Il caldo, quello vero, dura pochi giorni, e salvo rare eccezioni, questi pochi giorni cadono tra l'inizio e la metà di luglio. Giorni senza pioggia e senza pace, investiti di una luce violenta resa lattiginosa da un velo di vapore che ristagna a mezz'aria, come una condanna alla città. Giorni in cui gli anziani diventano taciturni, gli occhi perduti nel vuoto, nessuna storia da raccontare, nessuna lamentela sui mille dolori, nessuna critica velenosa ai vicini di casa o alle conoscenze del vicolo. Il respiro affannoso è una specie di lugubre commento sonoro; nemmeno monosillabo in risposta alle domande preoccupate dei figli su come si sentono.

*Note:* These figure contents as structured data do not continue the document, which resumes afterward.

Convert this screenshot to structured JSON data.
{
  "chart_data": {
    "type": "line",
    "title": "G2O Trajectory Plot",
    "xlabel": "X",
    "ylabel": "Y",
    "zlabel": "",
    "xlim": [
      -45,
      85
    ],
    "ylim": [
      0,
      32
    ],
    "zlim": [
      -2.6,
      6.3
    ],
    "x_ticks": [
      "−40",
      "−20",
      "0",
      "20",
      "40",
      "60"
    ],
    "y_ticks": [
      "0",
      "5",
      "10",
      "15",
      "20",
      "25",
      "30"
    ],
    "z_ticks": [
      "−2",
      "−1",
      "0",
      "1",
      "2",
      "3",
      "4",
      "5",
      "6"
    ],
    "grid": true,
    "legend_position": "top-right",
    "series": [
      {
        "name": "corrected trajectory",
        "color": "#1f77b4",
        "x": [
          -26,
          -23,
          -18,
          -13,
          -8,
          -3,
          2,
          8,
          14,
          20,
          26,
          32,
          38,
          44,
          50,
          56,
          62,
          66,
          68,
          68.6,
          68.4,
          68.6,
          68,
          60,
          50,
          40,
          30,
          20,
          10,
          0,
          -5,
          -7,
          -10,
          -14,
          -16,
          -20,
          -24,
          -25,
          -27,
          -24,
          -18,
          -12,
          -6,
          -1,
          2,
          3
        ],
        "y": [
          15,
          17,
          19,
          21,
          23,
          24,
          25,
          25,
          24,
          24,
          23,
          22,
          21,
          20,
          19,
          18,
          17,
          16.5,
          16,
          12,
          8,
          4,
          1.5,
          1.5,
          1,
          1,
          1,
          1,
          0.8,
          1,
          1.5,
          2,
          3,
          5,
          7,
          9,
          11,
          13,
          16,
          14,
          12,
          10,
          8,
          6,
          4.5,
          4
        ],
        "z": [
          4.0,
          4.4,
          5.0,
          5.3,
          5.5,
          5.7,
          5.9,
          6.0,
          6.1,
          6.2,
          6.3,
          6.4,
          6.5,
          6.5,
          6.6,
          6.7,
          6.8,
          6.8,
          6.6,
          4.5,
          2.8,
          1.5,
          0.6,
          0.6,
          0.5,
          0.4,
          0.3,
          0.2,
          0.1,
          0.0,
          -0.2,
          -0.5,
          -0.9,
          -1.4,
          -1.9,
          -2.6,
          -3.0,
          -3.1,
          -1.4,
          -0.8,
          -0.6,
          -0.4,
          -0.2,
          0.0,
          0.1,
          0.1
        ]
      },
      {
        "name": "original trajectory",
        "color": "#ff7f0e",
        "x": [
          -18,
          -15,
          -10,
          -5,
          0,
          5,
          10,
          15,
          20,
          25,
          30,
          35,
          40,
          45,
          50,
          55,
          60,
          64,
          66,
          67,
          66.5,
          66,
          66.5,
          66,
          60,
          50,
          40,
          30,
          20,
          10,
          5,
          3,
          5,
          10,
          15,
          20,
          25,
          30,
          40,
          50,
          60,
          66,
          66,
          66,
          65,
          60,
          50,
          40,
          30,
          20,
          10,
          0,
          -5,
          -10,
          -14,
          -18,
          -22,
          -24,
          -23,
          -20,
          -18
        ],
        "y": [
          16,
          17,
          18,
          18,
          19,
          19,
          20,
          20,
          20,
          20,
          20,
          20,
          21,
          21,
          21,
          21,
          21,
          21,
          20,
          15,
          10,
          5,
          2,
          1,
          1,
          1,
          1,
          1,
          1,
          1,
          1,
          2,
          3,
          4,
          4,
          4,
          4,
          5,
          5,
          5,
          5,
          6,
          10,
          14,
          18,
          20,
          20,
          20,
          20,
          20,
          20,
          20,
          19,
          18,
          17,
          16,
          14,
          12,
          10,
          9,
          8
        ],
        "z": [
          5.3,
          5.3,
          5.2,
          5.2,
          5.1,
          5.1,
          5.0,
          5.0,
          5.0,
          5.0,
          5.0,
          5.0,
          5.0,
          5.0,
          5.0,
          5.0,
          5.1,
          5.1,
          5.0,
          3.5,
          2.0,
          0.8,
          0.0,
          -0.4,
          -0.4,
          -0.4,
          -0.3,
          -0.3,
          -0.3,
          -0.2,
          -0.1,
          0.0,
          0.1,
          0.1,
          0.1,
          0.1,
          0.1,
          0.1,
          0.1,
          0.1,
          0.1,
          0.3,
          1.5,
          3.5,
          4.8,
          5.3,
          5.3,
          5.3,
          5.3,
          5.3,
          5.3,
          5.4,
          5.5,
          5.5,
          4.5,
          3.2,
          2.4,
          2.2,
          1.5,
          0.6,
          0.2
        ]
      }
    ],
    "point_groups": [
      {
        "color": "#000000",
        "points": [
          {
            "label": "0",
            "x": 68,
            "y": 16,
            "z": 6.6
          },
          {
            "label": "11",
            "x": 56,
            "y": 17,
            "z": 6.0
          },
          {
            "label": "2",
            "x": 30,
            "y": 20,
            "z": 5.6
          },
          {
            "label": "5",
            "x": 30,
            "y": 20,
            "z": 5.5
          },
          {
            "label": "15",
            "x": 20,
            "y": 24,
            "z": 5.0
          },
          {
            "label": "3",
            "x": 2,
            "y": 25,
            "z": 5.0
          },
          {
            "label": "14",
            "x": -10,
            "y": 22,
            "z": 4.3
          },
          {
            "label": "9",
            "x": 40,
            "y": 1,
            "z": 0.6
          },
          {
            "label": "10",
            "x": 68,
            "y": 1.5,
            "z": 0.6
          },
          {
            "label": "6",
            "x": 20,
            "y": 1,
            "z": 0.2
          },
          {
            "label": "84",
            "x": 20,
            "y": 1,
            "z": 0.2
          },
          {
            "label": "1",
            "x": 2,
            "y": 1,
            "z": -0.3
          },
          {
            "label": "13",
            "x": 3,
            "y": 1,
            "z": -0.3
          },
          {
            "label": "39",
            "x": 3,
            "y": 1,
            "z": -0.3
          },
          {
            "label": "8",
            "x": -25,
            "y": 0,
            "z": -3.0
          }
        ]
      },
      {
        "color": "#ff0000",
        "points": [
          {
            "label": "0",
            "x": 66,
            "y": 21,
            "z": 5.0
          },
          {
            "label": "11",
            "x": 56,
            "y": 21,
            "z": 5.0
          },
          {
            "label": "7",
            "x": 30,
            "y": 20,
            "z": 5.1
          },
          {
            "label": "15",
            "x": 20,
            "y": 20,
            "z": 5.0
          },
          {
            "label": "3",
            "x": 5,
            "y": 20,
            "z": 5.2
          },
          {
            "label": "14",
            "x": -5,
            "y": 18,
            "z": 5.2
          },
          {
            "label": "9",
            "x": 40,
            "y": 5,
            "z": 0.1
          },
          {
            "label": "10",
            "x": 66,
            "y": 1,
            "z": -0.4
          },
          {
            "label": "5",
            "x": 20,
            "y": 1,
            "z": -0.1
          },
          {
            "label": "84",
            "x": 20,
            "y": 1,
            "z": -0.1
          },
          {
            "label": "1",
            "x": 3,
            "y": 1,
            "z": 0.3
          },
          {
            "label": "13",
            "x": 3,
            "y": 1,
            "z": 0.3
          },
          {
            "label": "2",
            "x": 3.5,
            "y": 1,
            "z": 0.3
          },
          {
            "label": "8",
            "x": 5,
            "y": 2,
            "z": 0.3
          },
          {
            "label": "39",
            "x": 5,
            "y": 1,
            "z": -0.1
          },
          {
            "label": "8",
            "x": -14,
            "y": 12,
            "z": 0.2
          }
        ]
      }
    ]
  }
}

Il caldo, quello vero, si insinua attraverso i pori e va a maneggiare le stanze dell'anima dove si conservano i ricordi, e gli anziani sono quelli che ne hanno di più. Si ritroveranno agli occhi eventi di molte estati prima, volti sorridenti e canzoni d'amore dimenticate, passeggiate in riva a un altro mare ancora più blu. Il caldo, quello vero, sa essere vigliacco e subdolo, e se la prende coi più deboli sfruttando la malinconia.
Sono pochi i giorni del caldo, quello vero. Ma in quei giorni l'atmosfera cambia, e la città diventa un altro posto. Ha il sapore del ghiaccio e l'odore del mare, ma può anche avere il nero colore della morte.
Il caldo, quello vero, viene dall'inferno.